BİSMİLLAHİRRAHMANİRRAHİM
Hamd Alemlerin Rabbi, insanlara Ayetlerini okuyan, Tezkiye eden Kitabı ve hikmeti öğreten Ümmi Rasulü (S.A.V) gönderen Allah azze ve celle’ye mahsustur.
Salat ve Selam Ümmi Rasul, yaratılmışların en şereflisi, Son Peygamber Hz. Muhammed (S.A.V)’e Ehl-i Beytine, Sahabesine ve Tüm mü’minlerin üzerine olsun.
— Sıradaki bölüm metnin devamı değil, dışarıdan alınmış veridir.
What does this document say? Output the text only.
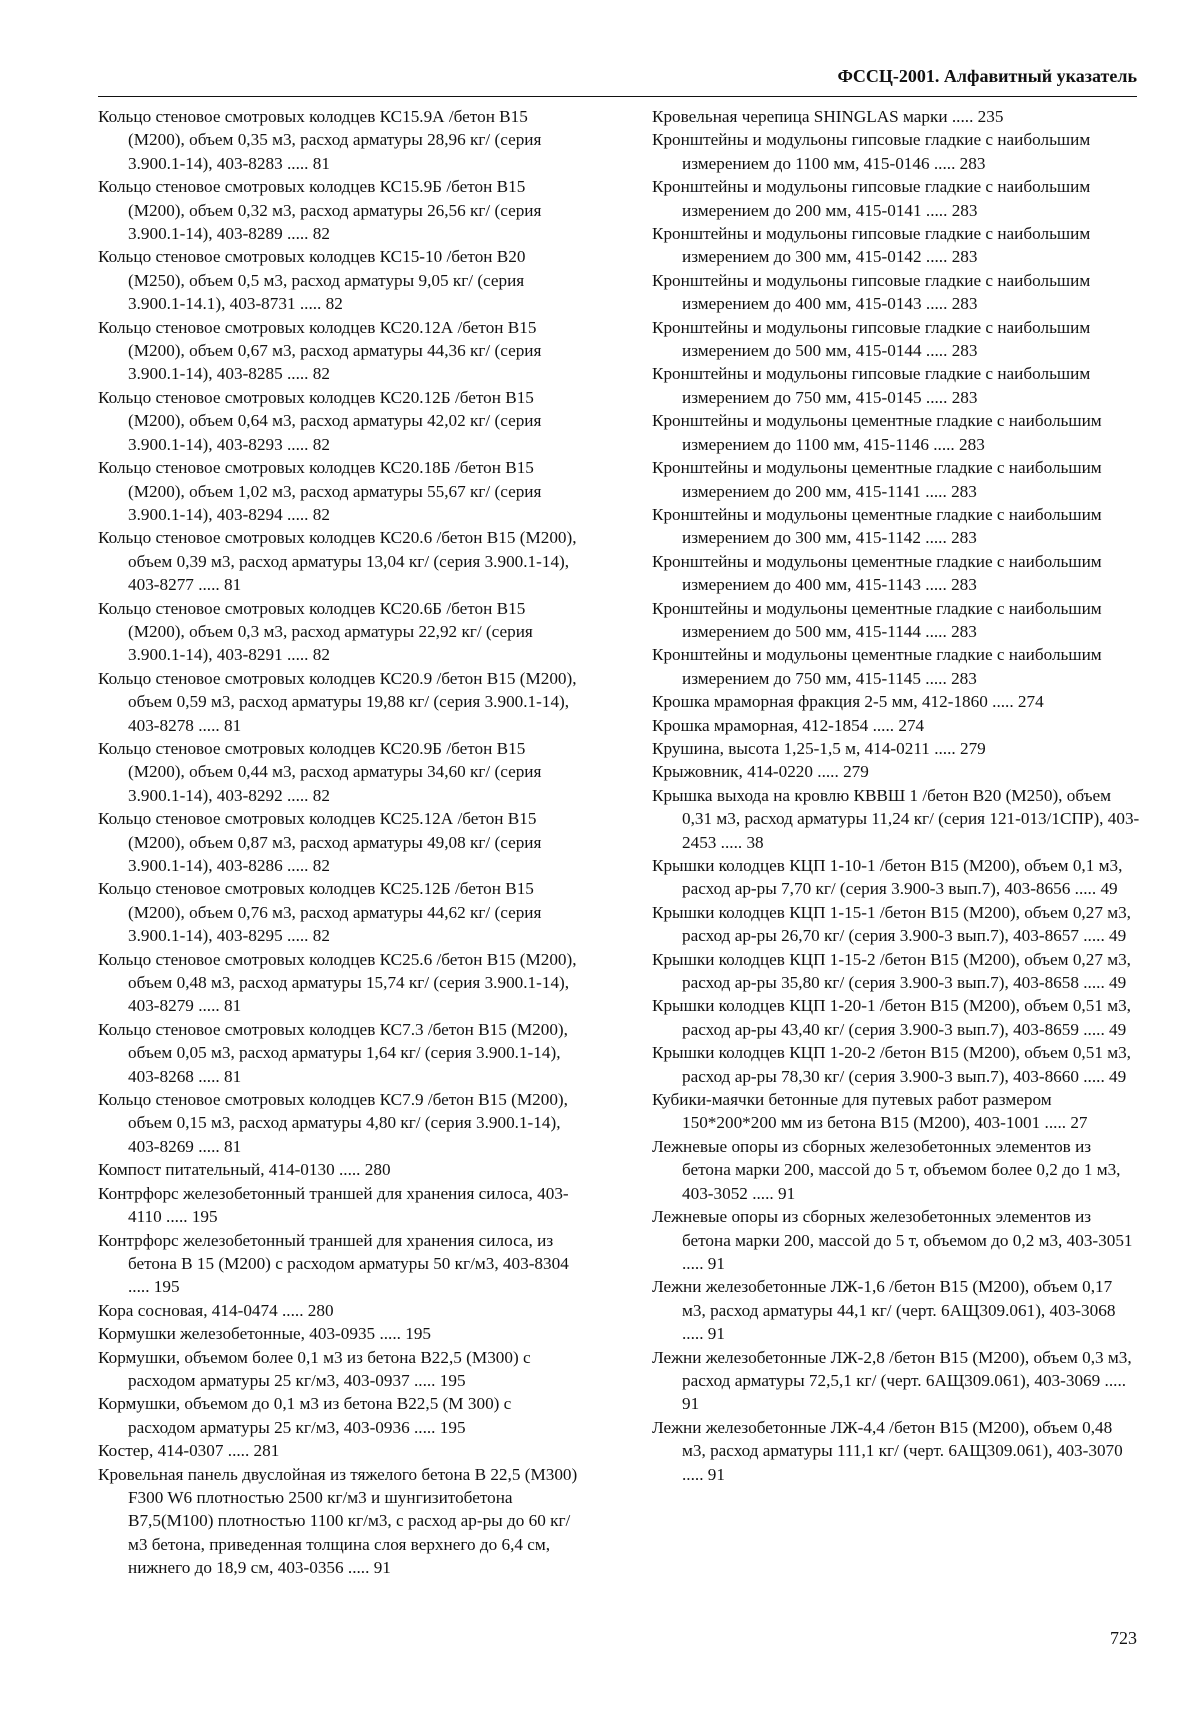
ФССЦ-2001. Алфавитный указатель
Кольцо стеновое смотровых колодцев КС15.9А /бетон В15 (М200), объем 0,35 м3, расход арматуры 28,96 кг/ (серия 3.900.1-14), 403-8283 ..... 81
Кольцо стеновое смотровых колодцев КС15.9Б /бетон В15 (М200), объем 0,32 м3, расход арматуры 26,56 кг/ (серия 3.900.1-14), 403-8289 ..... 82
Кольцо стеновое смотровых колодцев КС15-10 /бетон В20 (М250), объем 0,5 м3, расход арматуры 9,05 кг/ (серия 3.900.1-14.1), 403-8731 ..... 82
Кольцо стеновое смотровых колодцев КС20.12А /бетон В15 (М200), объем 0,67 м3, расход арматуры 44,36 кг/ (серия 3.900.1-14), 403-8285 ..... 82
Кольцо стеновое смотровых колодцев КС20.12Б /бетон В15 (М200), объем 0,64 м3, расход арматуры 42,02 кг/ (серия 3.900.1-14), 403-8293 ..... 82
Кольцо стеновое смотровых колодцев КС20.18Б /бетон В15 (М200), объем 1,02 м3, расход арматуры 55,67 кг/ (серия 3.900.1-14), 403-8294 ..... 82
Кольцо стеновое смотровых колодцев КС20.6 /бетон В15 (М200), объем 0,39 м3, расход арматуры 13,04 кг/ (серия 3.900.1-14), 403-8277 ..... 81
Кольцо стеновое смотровых колодцев КС20.6Б /бетон В15 (М200), объем 0,3 м3, расход арматуры 22,92 кг/ (серия 3.900.1-14), 403-8291 ..... 82
Кольцо стеновое смотровых колодцев КС20.9 /бетон В15 (М200), объем 0,59 м3, расход арматуры 19,88 кг/ (серия 3.900.1-14), 403-8278 ..... 81
Кольцо стеновое смотровых колодцев КС20.9Б /бетон В15 (М200), объем 0,44 м3, расход арматуры 34,60 кг/ (серия 3.900.1-14), 403-8292 ..... 82
Кольцо стеновое смотровых колодцев КС25.12А /бетон В15 (М200), объем 0,87 м3, расход арматуры 49,08 кг/ (серия 3.900.1-14), 403-8286 ..... 82
Кольцо стеновое смотровых колодцев КС25.12Б /бетон В15 (М200), объем 0,76 м3, расход арматуры 44,62 кг/ (серия 3.900.1-14), 403-8295 ..... 82
Кольцо стеновое смотровых колодцев КС25.6 /бетон В15 (М200), объем 0,48 м3, расход арматуры 15,74 кг/ (серия 3.900.1-14), 403-8279 ..... 81
Кольцо стеновое смотровых колодцев КС7.3 /бетон В15 (М200), объем 0,05 м3, расход арматуры 1,64 кг/ (серия 3.900.1-14), 403-8268 ..... 81
Кольцо стеновое смотровых колодцев КС7.9 /бетон В15 (М200), объем 0,15 м3, расход арматуры 4,80 кг/ (серия 3.900.1-14), 403-8269 ..... 81
Компост питательный, 414-0130 ..... 280
Контрфорс железобетонный траншей для хранения силоса, 403-4110 ..... 195
Контрфорс железобетонный траншей для хранения силоса, из бетона В 15 (М200) с расходом арматуры 50 кг/м3, 403-8304 ..... 195
Кора сосновая, 414-0474 ..... 280
Кормушки железобетонные, 403-0935 ..... 195
Кормушки, объемом более 0,1 м3 из бетона В22,5 (М300) с расходом арматуры 25 кг/м3, 403-0937 ..... 195
Кормушки, объемом до 0,1 м3 из бетона В22,5 (М 300) с расходом арматуры 25 кг/м3, 403-0936 ..... 195
Костер, 414-0307 ..... 281
Кровельная панель двуслойная из тяжелого бетона В 22,5 (М300) F300 W6 плотностью 2500 кг/м3 и шунгизитобетона В7,5(М100) плотностью 1100 кг/м3, с расход ар-ры до 60 кг/м3 бетона, приведенная толщина слоя верхнего до 6,4 см, нижнего до 18,9 см, 403-0356 ..... 91
Кровельная черепица SHINGLAS марки ..... 235
Кронштейны и модульоны гипсовые гладкие с наибольшим измерением до 1100 мм, 415-0146 ..... 283
Кронштейны и модульоны гипсовые гладкие с наибольшим измерением до 200 мм, 415-0141 ..... 283
Кронштейны и модульоны гипсовые гладкие с наибольшим измерением до 300 мм, 415-0142 ..... 283
Кронштейны и модульоны гипсовые гладкие с наибольшим измерением до 400 мм, 415-0143 ..... 283
Кронштейны и модульоны гипсовые гладкие с наибольшим измерением до 500 мм, 415-0144 ..... 283
Кронштейны и модульоны гипсовые гладкие с наибольшим измерением до 750 мм, 415-0145 ..... 283
Кронштейны и модульоны цементные гладкие с наибольшим измерением до 1100 мм, 415-1146 ..... 283
Кронштейны и модульоны цементные гладкие с наибольшим измерением до 200 мм, 415-1141 ..... 283
Кронштейны и модульоны цементные гладкие с наибольшим измерением до 300 мм, 415-1142 ..... 283
Кронштейны и модульоны цементные гладкие с наибольшим измерением до 400 мм, 415-1143 ..... 283
Кронштейны и модульоны цементные гладкие с наибольшим измерением до 500 мм, 415-1144 ..... 283
Кронштейны и модульоны цементные гладкие с наибольшим измерением до 750 мм, 415-1145 ..... 283
Крошка мраморная фракция 2-5 мм, 412-1860 ..... 274
Крошка мраморная, 412-1854 ..... 274
Крушина, высота 1,25-1,5 м, 414-0211 ..... 279
Крыжовник, 414-0220 ..... 279
Крышка выхода на кровлю КВВШ 1 /бетон В20 (М250), объем 0,31 м3, расход арматуры 11,24 кг/ (серия 121-013/1СПР), 403-2453 ..... 38
Крышки колодцев КЦП 1-10-1 /бетон В15 (М200), объем 0,1 м3, расход ар-ры 7,70 кг/ (серия 3.900-3 вып.7), 403-8656 ..... 49
Крышки колодцев КЦП 1-15-1 /бетон В15 (М200), объем 0,27 м3, расход ар-ры 26,70 кг/ (серия 3.900-3 вып.7), 403-8657 ..... 49
Крышки колодцев КЦП 1-15-2 /бетон В15 (М200), объем 0,27 м3, расход ар-ры 35,80 кг/ (серия 3.900-3 вып.7), 403-8658 ..... 49
Крышки колодцев КЦП 1-20-1 /бетон В15 (М200), объем 0,51 м3, расход ар-ры 43,40 кг/ (серия 3.900-3 вып.7), 403-8659 ..... 49
Крышки колодцев КЦП 1-20-2 /бетон В15 (М200), объем 0,51 м3, расход ар-ры 78,30 кг/ (серия 3.900-3 вып.7), 403-8660 ..... 49
Кубики-маячки бетонные для путевых работ размером 150*200*200 мм из бетона В15 (М200), 403-1001 ..... 27
Лежневые опоры из сборных железобетонных элементов из бетона марки 200, массой до 5 т, объемом более 0,2 до 1 м3, 403-3052 ..... 91
Лежневые опоры из сборных железобетонных элементов из бетона марки 200, массой до 5 т, объемом до 0,2 м3, 403-3051 ..... 91
Лежни железобетонные ЛЖ-1,6 /бетон В15 (М200), объем 0,17 м3, расход арматуры 44,1 кг/ (черт. 6АЩ309.061), 403-3068 ..... 91
Лежни железобетонные ЛЖ-2,8 /бетон В15 (М200), объем 0,3 м3, расход арматуры 72,5,1 кг/ (черт. 6АЩ309.061), 403-3069 ..... 91
Лежни железобетонные ЛЖ-4,4 /бетон В15 (М200), объем 0,48 м3, расход арматуры 111,1 кг/ (черт. 6АЩ309.061), 403-3070 ..... 91
723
Allah azze ve celle insana Ulvi ve Kudsi bir davayı emanet etmiştir. Nitekim ayeti celilede şöyle buyurulmaktadır. “Gerçek şu ki, biz emanetleri göklere, yere ve dağlara sunduk da onlar bunu yüklenmekten kaçındılar ve ondan korkuya kapıldılar; onu insan yüklendi. Çünkü o çok zalim, çok cahildir” Şüphesiz ki İnsanlarında davayı taşıyabilecek o davanın uluhiyyetine ve kudsiyyetine yakışır şekilde bir donanıma sahip olması kaçınılmaz bir gerekliliktir. İnsanı Allah azze ve celle yaratmış, onu Ahsen-i Takvim ile Esfel-i Safilin olma konusunda muhayyer bırakmıştır. Yani insan iki sınıftan hangisinin içinde yer alacağına kendisi karar vermektedir.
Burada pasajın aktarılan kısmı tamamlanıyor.